Consider that even hard Bayesians would accept that Trump won the election as inevitable fact, i.e. their posterior is 1 on Trump and 0 on Hillary. So i might not really understand your line of reasoning against Bayesian updating here. Hm. Maybe you are more wondering whether a Bayesian may use thresholding also for probabilistic statements, for which we could still perform reproducable experiments to gain further evidence?

But I'm still puzzled: even in 1935, is it obv...

2017-06-19T13:27:06.462+02:00

But I'm still puzzled: even in 1935, is it obvious that Wald had had the time to read the Neyman-Pearson's papers? And if he had had the time, why doesn't Popper quote them in Logik der Forschung? Perhaps more importantly, I'm unsure whether the modification suggested by Wald is really fundamental; and if it isn't, we migth think that Popper had already built up his own ideas independantly of Neyman-Pearson ;) (it's just a detail, I'll admit it!)

"From a scientific realism perspective, Bayes...

2017-06-19T12:28:22.677+02:00

"From a scientific realism perspective, Bayes Factors or Bayesian posteriors do not provide an answer to the main question of interest, which is the verisimilitude of scientific theories. Belief can be used to decide which questions to examine, but it can not be used to determine the truth-likeness of a theory."

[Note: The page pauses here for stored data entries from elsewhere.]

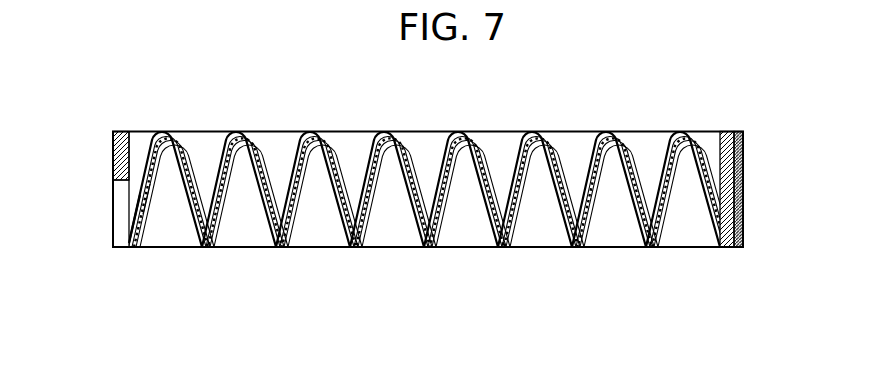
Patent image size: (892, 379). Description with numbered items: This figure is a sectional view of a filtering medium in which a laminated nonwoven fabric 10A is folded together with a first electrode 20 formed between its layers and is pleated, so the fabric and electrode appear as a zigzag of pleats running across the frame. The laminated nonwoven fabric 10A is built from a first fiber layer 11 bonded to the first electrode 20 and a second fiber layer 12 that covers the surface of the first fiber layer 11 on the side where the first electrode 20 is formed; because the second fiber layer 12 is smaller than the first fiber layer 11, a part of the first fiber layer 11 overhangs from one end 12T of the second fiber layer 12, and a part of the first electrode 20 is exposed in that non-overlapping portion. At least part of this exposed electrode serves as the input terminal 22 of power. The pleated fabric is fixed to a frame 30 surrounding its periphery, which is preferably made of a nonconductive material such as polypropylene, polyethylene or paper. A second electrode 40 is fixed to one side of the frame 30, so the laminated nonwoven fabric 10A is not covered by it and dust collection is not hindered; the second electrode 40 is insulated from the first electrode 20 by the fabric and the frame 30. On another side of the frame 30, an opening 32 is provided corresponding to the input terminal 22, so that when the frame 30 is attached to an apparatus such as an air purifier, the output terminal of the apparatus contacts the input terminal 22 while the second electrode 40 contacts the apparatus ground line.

The laminated nonwoven fabric 10A is at (432, 237).
The first fiber layer 11 is at (270, 185).
The second fiber layer 12 is at (292, 185).
The one end of second fiber layer 12T is at (131, 176).
The first electrode 20 is at (430, 215).
The input terminal 22 is at (148, 206).
The frame 30 is at (726, 248).
The opening 32 is at (122, 243).
The second electrode 40 is at (743, 207).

If Bayes factors tell you the plausibility of one hypothesis over another then doesn't that also imply that they tell you something about the truthlikeness or verisimilitude of the hypothesis, relative to the other (i.e., the one with greater plausibility is closer to the truth based on the observable data)?

Maybe I should have added I draw heavily on the 3r...

2017-06-19T11:41:04.217+02:00

Maybe I should have added I draw heavily on the 3rd addendum in later editions of Poppers book. I cite the 2002 version intentionally.

But Popper didn't die in 1934, and in later (t...

2017-06-19T11:39:10.618+02:00

But Popper didn't die in 1934, and in later (translated and updated) additions, he added the following footnote indicating he talked to Wald:

"Here the word ‘all’ is, I now believe, mistaken, and should be replaced, to be a little more precise, by ‘all those . . . that might be used as gambling systems’. Abraham Wald showed me the need for this correction in 1935. Cf. footnotes *1 and *5 to section 58 above (and footnote 6, referring to A. Wald, in section *54 of my Postscript)"

If only falsifying hypotheses was so easy all the time ;)

Very nice post! I'll need more time to think a...

2017-06-19T11:35:09.524+02:00

Very nice post! I'll need more time to think about the substantive issues, but here's some nitpicking: I'm not sure that "this methodological falsification (Lakatos, 1978) is clearly inspired by a Neyman-Pearson perspective on statistical inferences." Logik der Forschung was published in 1934, while Neyman and Pearson's papers were published in the 1930's, I think (1933 for the paper you quote). Given the slow communication between Austria and Great-Britain at that time, I think it's more likely that they developped their thinking independantly of each other (I don't think Wald was already writing statistical papers at that time). But I'd be glad to be proved wrong!